The Gold Coast District Cricket Club is a cricket club on the Gold Coast, Queensland, Australia who play in the Queensland Premier Cricket competition. The club was founded in 1990. It has won the Queensland Premier Cricket First Grade Premiership twice, in the 2002/03 and 2008/09 seasons, the competitions One-Day Premiership twice, in 1992/93 and 2009/10, and the Twenty20 Premiership twice in 2009/10 and 2020/21. They are reigning Queensland Premier Cricket T20 Champions.

==History==
The club was founded in 1990 to provide development for Gold Coast cricket talent and a pathway to First-class cricket. It entered Brisbane grade cricket as the Colts team had been disbanded shortly prior leaving a vacancy in the competition.

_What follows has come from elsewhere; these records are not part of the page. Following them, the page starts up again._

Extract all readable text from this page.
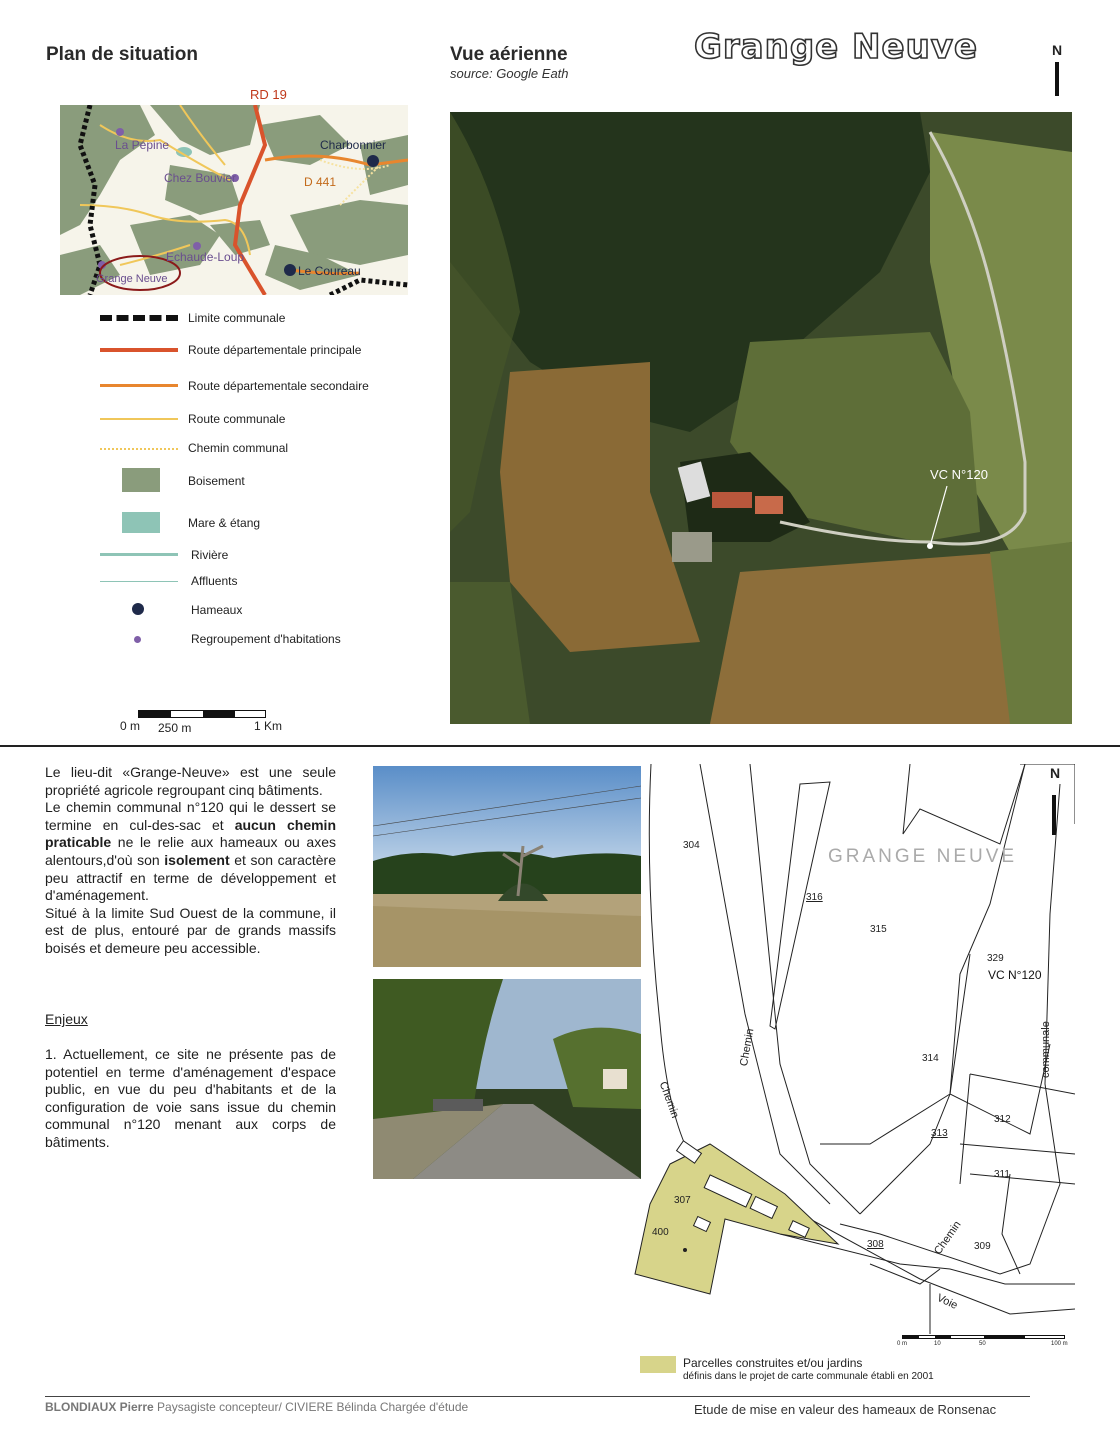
Plan de situation	Vue aérienne
source: Google Eath
Grange Neuve	N
RD 19
D 441
La Pépine	Charbonnier
Chez Bouvier
Echaude-Loup
Grange Neuve
Le Coureau
Limite communale
Route départementale principale
Route départementale secondaire
Route communale
Chemin communal
Boisement
Mare & étang
Rivière
Affluents
Hameaux
Regroupement d'habitations
0 m 250 m	1 Km
VC N°120
Le lieu-dit «Grange-Neuve» est une seule propriété agricole regroupant cinq bâtiments.
Le chemin communal n°120 qui le dessert se termine en cul-des-sac et aucun chemin praticable ne le relie aux hameaux ou axes alentours,d'où son isolement et son caractère peu attractif en terme de développement et d'aménagement.
Situé à la limite Sud Ouest de la commune, il est de plus, entouré par de grands massifs boisés et demeure peu accessible.
Enjeux
1. Actuellement, ce site ne présente pas de potentiel en terme d'aménagement d'espace public, en vue du peu d'habitants et de la configuration de voie sans issue du chemin communal n°120 menant aux corps de bâtiments.
GRANGE NEUVE
VC N°120
N
304
316
315
329
314
312
313
311
309
308
307
400
Chemin
Chemin
Chemin
communale
Voie
0 m	10	50	100 m
Parcelles construites et/ou jardins
définis dans le projet de carte communale établi en 2001
BLONDIAUX Pierre Paysagiste concepteur/ CIVIERE Bélinda Chargée d'étude	Etude de mise en valeur des hameaux de Ronsenac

In 2018 the Queensland State Government Female Friendly Facilities Fund provided $500,000 to upgrade changing rooms for players and officials at Bill Pippen Oval, Kerrydale. In 2019 the club was shortlisted for the Australian Premier Cricket Club of the Year at the A Sport for All Awards due to its excellent development of players, creating positive experiences for the community, and pioneering women's and all-abilities cricket.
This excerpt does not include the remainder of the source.